Theodoru, classe 1924, è figura nota nel mondo dell’estrema destra rumena. Veterano dell’aviazione nella Seconda guerra mondiale, generale durante l’era della dittatura di Nicolae Ceaucescu, da settant’anni ha acquisito soprattutto fama come scrittore: fantascienza, letteratura fantastica, una rilettura epica della storia rumena, tante storie di guerra della Romania e non poche polemiche per la rivalutazione storica del regime di Ion Antonescu, dittatore durante la Seconda guerra mondiale e alleato della Germania nazista, e posizioni scivolose sull’Olocausto e gli ebrei.
Insomma, una figura indubbiamente chiacchierata ma che si fatica, vista la sua ampia esposizione, a pensare come stratega di trame occulte, specie alla sua età. E che fa specie pensare oggi agli arresti, alla sua veneranda età. Nel clima politico tesissimo della Romania, attraversata di recente dall’attacco giudiziario a Calin Georgescu, tribuno nazionalista favorito per le presidenziali di maggio e accusato di frodi nel finanziamento della sua campagna elettorale, un nuovo scossone che mostra tanto il timore delle autorità per possibili ingerenze esterne quanto le conseguenze di manovre politiche che appaiono spesso dettate da indubbia fretta.
Di cosa è accusato il gruppo di cui Theodoru fa parte? La New Voice of Ukraine lo riporta: di aver “reclutato sostenitori attraverso i social media, dove ha chiesto il ritiro della Romania dalla Nato e sostenuto il ripristino dei legami economici e culturali con Russia, Cina e Iran”, mentre “gli investigatori affermano che si sono anche recati in Russia diverse volte per informare i contatti lì presenti dei loro piani per prendere il potere in Romania”. Un incrocio tra l’Armata Brancaleone, la banda del buco e i mitomani dei social, insomma.

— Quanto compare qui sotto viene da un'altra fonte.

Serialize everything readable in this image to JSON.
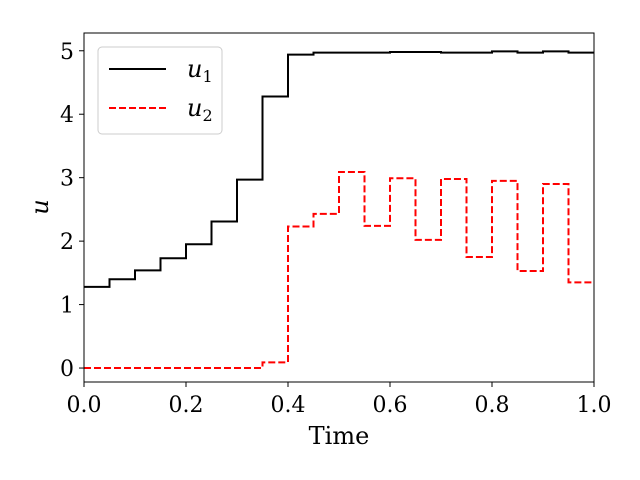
{
  "chart_data": {
    "type": "line",
    "step": true,
    "xlabel": "Time",
    "ylabel": "u",
    "xlim": [
      0.0,
      1.0
    ],
    "ylim": [
      -0.22,
      5.28
    ],
    "xticks": [
      0.0,
      0.2,
      0.4,
      0.6,
      0.8,
      1.0
    ],
    "xtick_labels": [
      "0.0",
      "0.2",
      "0.4",
      "0.6",
      "0.8",
      "1.0"
    ],
    "yticks": [
      0,
      1,
      2,
      3,
      4,
      5
    ],
    "ytick_labels": [
      "0",
      "1",
      "2",
      "3",
      "4",
      "5"
    ],
    "legend_position": "top-left",
    "grid": false,
    "x": [
      0.0,
      0.05,
      0.1,
      0.15,
      0.2,
      0.25,
      0.3,
      0.35,
      0.4,
      0.45,
      0.5,
      0.55,
      0.6,
      0.65,
      0.7,
      0.75,
      0.8,
      0.85,
      0.9,
      0.95,
      1.0
    ],
    "series": [
      {
        "name": "u",
        "subscript": "1",
        "color": "#000000",
        "dash": "solid",
        "values": [
          1.28,
          1.4,
          1.54,
          1.73,
          1.95,
          2.31,
          2.97,
          4.28,
          4.94,
          4.97,
          4.97,
          4.97,
          4.98,
          4.98,
          4.97,
          4.97,
          4.99,
          4.97,
          4.99,
          4.97,
          4.97
        ]
      },
      {
        "name": "u",
        "subscript": "2",
        "color": "#ff0000",
        "dash": "dashed",
        "values": [
          0.0,
          0.0,
          0.0,
          0.0,
          0.0,
          0.0,
          0.0,
          0.09,
          2.23,
          2.43,
          3.09,
          2.24,
          2.99,
          2.02,
          2.98,
          1.75,
          2.95,
          1.53,
          2.9,
          1.35,
          1.35
        ]
      }
    ]
  }
}
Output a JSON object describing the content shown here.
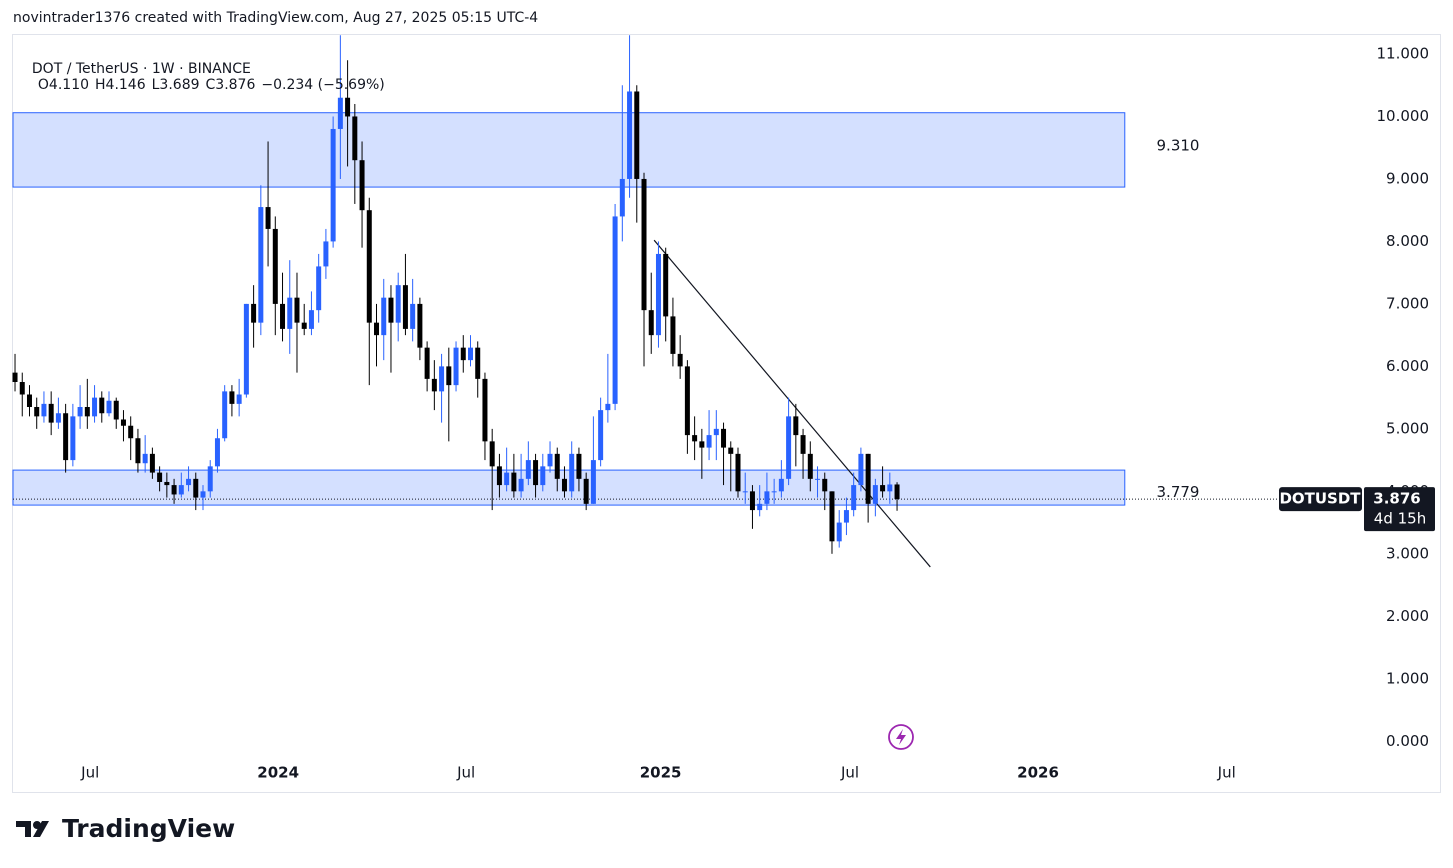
{
  "header": "novintrader1376 created with TradingView.com, Aug 27, 2025 05:15 UTC-4",
  "footer": {
    "logo": "TradingView"
  },
  "chart_data": {
    "type": "candlestick",
    "title": "DOT / TetherUS · 1W · BINANCE",
    "ohlc_legend": [
      "O4.110",
      "H4.146",
      "L3.689",
      "C3.876",
      "−0.234 (−5.69%)"
    ],
    "up_color": "#2962ff",
    "down_color": "#000000",
    "ohlc": [
      [
        5.9,
        6.2,
        5.6,
        5.75
      ],
      [
        5.75,
        5.9,
        5.2,
        5.55
      ],
      [
        5.55,
        5.7,
        5.2,
        5.35
      ],
      [
        5.35,
        5.5,
        5.0,
        5.2
      ],
      [
        5.2,
        5.6,
        5.1,
        5.4
      ],
      [
        5.4,
        5.6,
        4.9,
        5.1
      ],
      [
        5.1,
        5.5,
        5.0,
        5.25
      ],
      [
        5.25,
        5.4,
        4.3,
        4.5
      ],
      [
        4.5,
        5.4,
        4.4,
        5.2
      ],
      [
        5.2,
        5.7,
        5.0,
        5.35
      ],
      [
        5.35,
        5.8,
        5.0,
        5.2
      ],
      [
        5.2,
        5.7,
        5.1,
        5.5
      ],
      [
        5.5,
        5.6,
        5.1,
        5.25
      ],
      [
        5.25,
        5.6,
        5.2,
        5.45
      ],
      [
        5.45,
        5.5,
        5.0,
        5.15
      ],
      [
        5.15,
        5.3,
        4.8,
        5.05
      ],
      [
        5.05,
        5.2,
        4.5,
        4.85
      ],
      [
        4.85,
        5.0,
        4.3,
        4.45
      ],
      [
        4.45,
        4.9,
        4.3,
        4.6
      ],
      [
        4.6,
        4.7,
        4.2,
        4.3
      ],
      [
        4.3,
        4.4,
        4.0,
        4.15
      ],
      [
        4.15,
        4.3,
        3.9,
        4.1
      ],
      [
        4.1,
        4.2,
        3.8,
        3.95
      ],
      [
        3.95,
        4.3,
        3.9,
        4.1
      ],
      [
        4.1,
        4.4,
        4.0,
        4.2
      ],
      [
        4.2,
        4.3,
        3.7,
        3.9
      ],
      [
        3.9,
        4.1,
        3.7,
        4.0
      ],
      [
        4.0,
        4.5,
        3.9,
        4.4
      ],
      [
        4.4,
        5.0,
        4.3,
        4.85
      ],
      [
        4.85,
        5.7,
        4.8,
        5.6
      ],
      [
        5.6,
        5.7,
        5.2,
        5.4
      ],
      [
        5.4,
        5.8,
        5.2,
        5.55
      ],
      [
        5.55,
        7.0,
        5.5,
        7.0
      ],
      [
        7.0,
        7.3,
        6.3,
        6.7
      ],
      [
        6.7,
        8.9,
        6.5,
        8.55
      ],
      [
        8.55,
        9.6,
        7.6,
        8.2
      ],
      [
        8.2,
        8.4,
        6.5,
        7.0
      ],
      [
        7.0,
        7.5,
        6.4,
        6.6
      ],
      [
        6.6,
        7.7,
        6.2,
        7.1
      ],
      [
        7.1,
        7.5,
        5.9,
        6.7
      ],
      [
        6.7,
        7.0,
        6.5,
        6.6
      ],
      [
        6.6,
        7.2,
        6.5,
        6.9
      ],
      [
        6.9,
        7.8,
        6.7,
        7.6
      ],
      [
        7.6,
        8.2,
        7.4,
        8.0
      ],
      [
        8.0,
        10.0,
        7.9,
        9.8
      ],
      [
        9.8,
        11.3,
        9.0,
        10.3
      ],
      [
        10.3,
        10.9,
        9.2,
        10.0
      ],
      [
        10.0,
        10.2,
        8.6,
        9.3
      ],
      [
        9.3,
        9.6,
        7.9,
        8.5
      ],
      [
        8.5,
        8.7,
        5.7,
        6.7
      ],
      [
        6.7,
        7.0,
        6.0,
        6.5
      ],
      [
        6.5,
        7.4,
        6.1,
        7.1
      ],
      [
        7.1,
        7.3,
        5.9,
        6.7
      ],
      [
        6.7,
        7.5,
        6.4,
        7.3
      ],
      [
        7.3,
        7.8,
        6.5,
        6.6
      ],
      [
        6.6,
        7.4,
        6.4,
        7.0
      ],
      [
        7.0,
        7.1,
        6.1,
        6.3
      ],
      [
        6.3,
        6.4,
        5.6,
        5.8
      ],
      [
        5.8,
        6.1,
        5.3,
        5.6
      ],
      [
        5.6,
        6.2,
        5.1,
        6.0
      ],
      [
        6.0,
        6.3,
        4.8,
        5.7
      ],
      [
        5.7,
        6.4,
        5.6,
        6.3
      ],
      [
        6.3,
        6.5,
        5.9,
        6.1
      ],
      [
        6.1,
        6.5,
        6.0,
        6.3
      ],
      [
        6.3,
        6.4,
        5.5,
        5.8
      ],
      [
        5.8,
        5.9,
        4.5,
        4.8
      ],
      [
        4.8,
        5.0,
        3.7,
        4.4
      ],
      [
        4.4,
        4.6,
        3.9,
        4.1
      ],
      [
        4.1,
        4.7,
        4.0,
        4.3
      ],
      [
        4.3,
        4.6,
        3.9,
        4.0
      ],
      [
        4.0,
        4.6,
        3.9,
        4.2
      ],
      [
        4.2,
        4.8,
        4.1,
        4.5
      ],
      [
        4.5,
        4.6,
        3.9,
        4.1
      ],
      [
        4.1,
        4.6,
        4.0,
        4.4
      ],
      [
        4.4,
        4.8,
        4.3,
        4.6
      ],
      [
        4.6,
        4.7,
        4.0,
        4.2
      ],
      [
        4.2,
        4.4,
        3.9,
        4.0
      ],
      [
        4.0,
        4.8,
        3.9,
        4.6
      ],
      [
        4.6,
        4.7,
        4.0,
        4.2
      ],
      [
        4.2,
        4.3,
        3.7,
        3.8
      ],
      [
        3.8,
        5.2,
        3.8,
        4.5
      ],
      [
        4.5,
        5.5,
        4.4,
        5.3
      ],
      [
        5.3,
        6.2,
        5.1,
        5.4
      ],
      [
        5.4,
        8.6,
        5.3,
        8.4
      ],
      [
        8.4,
        10.5,
        8.0,
        9.0
      ],
      [
        9.0,
        11.3,
        8.7,
        10.4
      ],
      [
        10.4,
        10.5,
        8.3,
        9.0
      ],
      [
        9.0,
        9.1,
        6.0,
        6.9
      ],
      [
        6.9,
        7.5,
        6.2,
        6.5
      ],
      [
        6.5,
        8.0,
        6.3,
        7.8
      ],
      [
        7.8,
        7.9,
        6.4,
        6.8
      ],
      [
        6.8,
        7.1,
        6.0,
        6.2
      ],
      [
        6.2,
        6.5,
        5.8,
        6.0
      ],
      [
        6.0,
        6.1,
        4.6,
        4.9
      ],
      [
        4.9,
        5.2,
        4.5,
        4.8
      ],
      [
        4.8,
        5.0,
        4.2,
        4.7
      ],
      [
        4.7,
        5.3,
        4.5,
        4.9
      ],
      [
        4.9,
        5.3,
        4.5,
        5.0
      ],
      [
        5.0,
        5.1,
        4.1,
        4.7
      ],
      [
        4.7,
        4.8,
        4.0,
        4.6
      ],
      [
        4.6,
        4.7,
        3.9,
        4.0
      ],
      [
        4.0,
        4.3,
        3.8,
        4.0
      ],
      [
        4.0,
        4.1,
        3.4,
        3.7
      ],
      [
        3.7,
        4.1,
        3.6,
        3.8
      ],
      [
        3.8,
        4.3,
        3.7,
        4.0
      ],
      [
        4.0,
        4.2,
        3.8,
        4.0
      ],
      [
        4.0,
        4.5,
        3.9,
        4.2
      ],
      [
        4.2,
        5.5,
        4.1,
        5.2
      ],
      [
        5.2,
        5.4,
        4.4,
        4.9
      ],
      [
        4.9,
        5.0,
        4.2,
        4.6
      ],
      [
        4.6,
        4.8,
        4.0,
        4.2
      ],
      [
        4.2,
        4.4,
        3.9,
        4.2
      ],
      [
        4.2,
        4.3,
        3.7,
        4.0
      ],
      [
        4.0,
        4.0,
        3.0,
        3.2
      ],
      [
        3.2,
        3.7,
        3.1,
        3.5
      ],
      [
        3.5,
        3.9,
        3.3,
        3.7
      ],
      [
        3.7,
        4.3,
        3.6,
        4.1
      ],
      [
        4.1,
        4.7,
        4.0,
        4.6
      ],
      [
        4.6,
        4.6,
        3.5,
        3.8
      ],
      [
        3.8,
        4.2,
        3.6,
        4.1
      ],
      [
        4.1,
        4.4,
        3.9,
        4.0
      ],
      [
        4.0,
        4.3,
        3.8,
        4.11
      ],
      [
        4.11,
        4.146,
        3.689,
        3.876
      ]
    ],
    "xlim": [
      -0.28,
      197.1
    ],
    "xticks": [
      {
        "value": 10.4,
        "label": "Jul"
      },
      {
        "value": 36.4,
        "label": "2024"
      },
      {
        "value": 62.4,
        "label": "Jul"
      },
      {
        "value": 89.3,
        "label": "2025"
      },
      {
        "value": 115.5,
        "label": "Jul"
      },
      {
        "value": 141.5,
        "label": "2026"
      },
      {
        "value": 167.6,
        "label": "Jul"
      }
    ],
    "ylim": [
      -0.3,
      11.32
    ],
    "yticks": [
      {
        "value": 0,
        "label": "0.000"
      },
      {
        "value": 1,
        "label": "1.000"
      },
      {
        "value": 2,
        "label": "2.000"
      },
      {
        "value": 3,
        "label": "3.000"
      },
      {
        "value": 4,
        "label": "4.000"
      },
      {
        "value": 5,
        "label": "5.000"
      },
      {
        "value": 6,
        "label": "6.000"
      },
      {
        "value": 7,
        "label": "7.000"
      },
      {
        "value": 8,
        "label": "8.000"
      },
      {
        "value": 9,
        "label": "9.000"
      },
      {
        "value": 10,
        "label": "10.000"
      },
      {
        "value": 11,
        "label": "11.000"
      }
    ],
    "zones": [
      {
        "x": [
          -0.28,
          153.5
        ],
        "top": 10.06,
        "bottom": 8.87,
        "label": "9.310"
      },
      {
        "x": [
          -0.28,
          153.5
        ],
        "top": 4.34,
        "bottom": 3.78,
        "label": "3.779"
      }
    ],
    "zone_color": "#2962ff",
    "trendline": {
      "x": [
        88.4,
        126.6
      ],
      "y": [
        8.02,
        2.79
      ]
    },
    "symbol": "DOTUSDT",
    "last_price": {
      "value": 3.876,
      "label": "3.876"
    },
    "countdown": "4d 15h"
  }
}
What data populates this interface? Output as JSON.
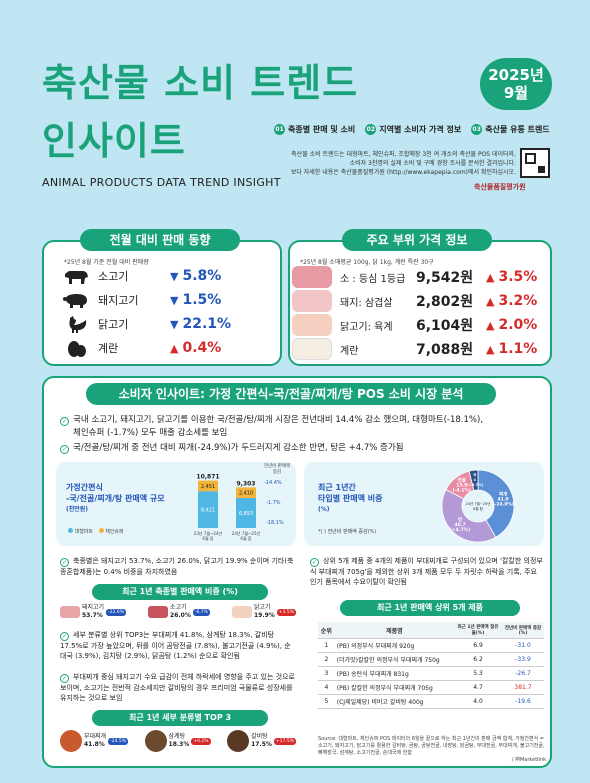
{
  "header": {
    "title_line1": "축산물 소비 트렌드",
    "title_line2": "인사이트",
    "date_year": "2025년",
    "date_month": "9월",
    "subtitle": "ANIMAL PRODUCTS DATA TREND INSIGHT",
    "tags": [
      {
        "num": "01",
        "label": "축종별 판매 및 소비"
      },
      {
        "num": "02",
        "label": "지역별 소비자 가격 정보"
      },
      {
        "num": "03",
        "label": "축산물 유통 트렌드"
      }
    ],
    "desc_lines": [
      "축산물 소비 트렌드는 대형마트, 체인슈퍼, 조합매장 3천 여 개소의 축산물 POS 데이터와,",
      "소비자 3천명의 실제 소비 및 구매 경향 조사를 분석한 결과입니다.",
      "보다 자세한 내용은 축산물품질평가원 (http://www.ekapepia.com)에서 확인하십시오."
    ],
    "logo": "축산물품질평가원"
  },
  "sales": {
    "title": "전월 대비 판매 동향",
    "note": "*25년 8월 기준 전월 대비 판매량",
    "items": [
      {
        "label": "소고기",
        "direction": "down",
        "value": "5.8%",
        "icon": "cow-icon"
      },
      {
        "label": "돼지고기",
        "direction": "down",
        "value": "1.5%",
        "icon": "pig-icon"
      },
      {
        "label": "닭고기",
        "direction": "down",
        "value": "22.1%",
        "icon": "chicken-icon"
      },
      {
        "label": "계란",
        "direction": "up",
        "value": "0.4%",
        "icon": "egg-icon"
      }
    ]
  },
  "prices": {
    "title": "주요 부위 가격 정보",
    "note": "*25년 8월 소매평균 100g, 닭 1kg, 계란 특란 30구",
    "items": [
      {
        "label": "소 : 등심 1등급",
        "price": "9,542원",
        "direction": "up",
        "change": "3.5%",
        "icon": "beef-sirloin-icon"
      },
      {
        "label": "돼지: 삼겹살",
        "price": "2,802원",
        "direction": "up",
        "change": "3.2%",
        "icon": "pork-belly-icon"
      },
      {
        "label": "닭고기: 육계",
        "price": "6,104원",
        "direction": "up",
        "change": "2.0%",
        "icon": "chicken-meat-icon"
      },
      {
        "label": "계란",
        "price": "7,088원",
        "direction": "up",
        "change": "1.1%",
        "icon": "eggs-icon"
      }
    ]
  },
  "insight": {
    "title": "소비자 인사이트: 가정 간편식-국/전골/찌개/탕 POS 소비 시장 분석",
    "points": [
      "국내 소고기, 돼지고기, 닭고기를 이용한 국/전골/탕/찌개 시장은 전년대비 14.4% 감소 했으며, 대형마트(-18.1%),",
      "체인슈퍼 (-1.7%) 모두 매출 감소세를 보임",
      "국/전골/탕/찌개 중 전년 대비 찌개(-24.9%)가 두드러지게 감소한 반면, 탕은 +4.7% 증가됨"
    ],
    "bar_chart": {
      "title_line1": "가정간편식",
      "title_line2": "-국/전골/찌개/탕 판매액 규모",
      "title_line3": "(천만원)",
      "legend_a": "대형마트",
      "legend_b": "체인슈퍼",
      "change_label": "전년비 판매액 증감",
      "total_change": "-14.4%",
      "chain_change": "-1.7%",
      "mart_change": "-18.1%"
    },
    "left_text_1": "축종별은 돼지고기 53.7%, 소고기 26.0%, 닭고기 19.9% 순이며 기타(축종혼합제품)는 0.4% 비중을 차지하였음",
    "share_title": "최근 1년 축종별 판매액 비중 (%)",
    "shares": [
      {
        "label": "돼지고기",
        "value": "53.7%",
        "change": "-22.6%"
      },
      {
        "label": "소고기",
        "value": "26.0%",
        "change": "-6.7%"
      },
      {
        "label": "닭고기",
        "value": "19.9%",
        "change": "+3.5%"
      }
    ],
    "left_text_2": "세부 분류별 상위 TOP3는 부대찌개 41.8%, 삼계탕 18.3%, 갈비탕 17.5%로 가장 높았으며, 뒤를 이어 곰탕전골 (7.8%), 불고기전골 (4.9%), 순대국 (3.9%), 김치탕 (2.9%), 닭곰탕 (1.2%) 순으로 확인됨",
    "left_text_3": "부대찌개 중심 돼지고기 수요 급감이 전체 하락세에 영향을 주고 있는 것으로 보이며, 소고기는 전반적 감소세지만 갈비탕의 경우 프리미엄 국물류로 성장세를 유지하는 것으로 보임",
    "top3_title": "최근 1년 세부 분류별 TOP 3",
    "top3": [
      {
        "label": "부대찌개",
        "value": "41.8%",
        "change": "-24.5%"
      },
      {
        "label": "삼계탕",
        "value": "18.3%",
        "change": "+0.2%"
      },
      {
        "label": "갈비탕",
        "value": "17.5%",
        "change": "+17.5%"
      }
    ],
    "pie": {
      "title_line1": "최근 1년간",
      "title_line2": "타입별 판매액 비중",
      "title_line3": "(%)",
      "note": "*( ) 전년비 판매액 증감(%)",
      "center_label": "24년 7월~25년 6월 합",
      "slices": [
        {
          "name": "찌개",
          "value": 41.8,
          "change": "(-24.9%)",
          "color": "#5b8fd6"
        },
        {
          "name": "탕",
          "value": 40.7,
          "change": "(+4.7%)",
          "color": "#b39ad6"
        },
        {
          "name": "전골",
          "value": 13.5,
          "change": "(-4.1%)",
          "color": "#e98aa3"
        },
        {
          "name": "국",
          "value": 4.0,
          "change": "(-16.7%)",
          "color": "#2c4f8a"
        }
      ]
    },
    "right_text": "상위 5개 제품 중 4개의 제품이 부대찌개로 구성되어 있으며 '칼칼한 의정부식 부대찌개 705g'을 제외한 상위 3개 제품 모두 두 자릿수 하락을 기록, 주요 인기 품목에서 수요이탈이 확인됨",
    "top5_title": "최근 1년 판매액 상위 5개 제품",
    "top5_headers": [
      "순위",
      "제품명",
      "최근 1년 판매액 점유율(%)",
      "전년비 판매액 증감(%)"
    ],
    "top5": [
      {
        "rank": "1",
        "name": "(PB) 의정부식 부대찌개 920g",
        "share": "6.9",
        "change": "-31.0"
      },
      {
        "rank": "2",
        "name": "(더가맛)칼칼한 의정부식 부대찌개 750g",
        "share": "6.2",
        "change": "-33.9"
      },
      {
        "rank": "3",
        "name": "(PB) 송탄식 부대찌개 831g",
        "share": "5.3",
        "change": "-26.7"
      },
      {
        "rank": "4",
        "name": "(PB) 칼칼한 의정부식 부대찌개 705g",
        "share": "4.7",
        "change": "381.7"
      },
      {
        "rank": "5",
        "name": "(CJ제일제당) 비비고 갈비탕 400g",
        "share": "4.0",
        "change": "-19.6"
      }
    ],
    "source": "Source: 대형마트, 체인슈퍼 POS 데이터의 6월을 끝으로 하는 최근 1년간의 판매 금액 합계, 가정간편식 = 소고기, 돼지고기, 닭고기를 활용한 갈비탕, 곰탕, 곰탕전골, 내장탕, 닭곰탕, 부대전골, 부대찌개, 불고기전골, 뼈해장국, 삼계탕, 소고기전골, 순대국에 한함",
    "source_brand": "/ ㈜Marketlink"
  },
  "chart_data": {
    "type": "bar",
    "title": "가정간편식-국/전골/찌개/탕 판매액 규모",
    "ylabel": "(천만원)",
    "categories": [
      "23년 7월~24년 6월 합",
      "24년 7월~25년 6월 합"
    ],
    "series": [
      {
        "name": "대형마트",
        "values": [
          8421,
          6893
        ],
        "color": "#4fb7e3"
      },
      {
        "name": "체인슈퍼",
        "values": [
          2451,
          2410
        ],
        "color": "#f2b43a"
      }
    ],
    "totals": [
      10871,
      9303
    ]
  }
}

Una democrazia che si spaventa per fenomeni tanto marginali appare poco solida alle sue fondamenta: pensare che una figura pittoresca come Theodoru potesse essere lo stratega di una regia d’influenza russa equivarrebbe a dire che anche i russi non sono più quelli di un tempo o che forse certe minacce interne sono sovrastimate. Al contempo, se il messaggio è diretto a terzi, ovvero a Georgescu, c’è molto da riflettere sugli anticorpi democratici nella nostra Europa. E stiamo certi che chi vorrà utilizzare questa storia per danneggiare il front-runner delle elezioni rischia solamente di alimentarne ulteriormente i consensi.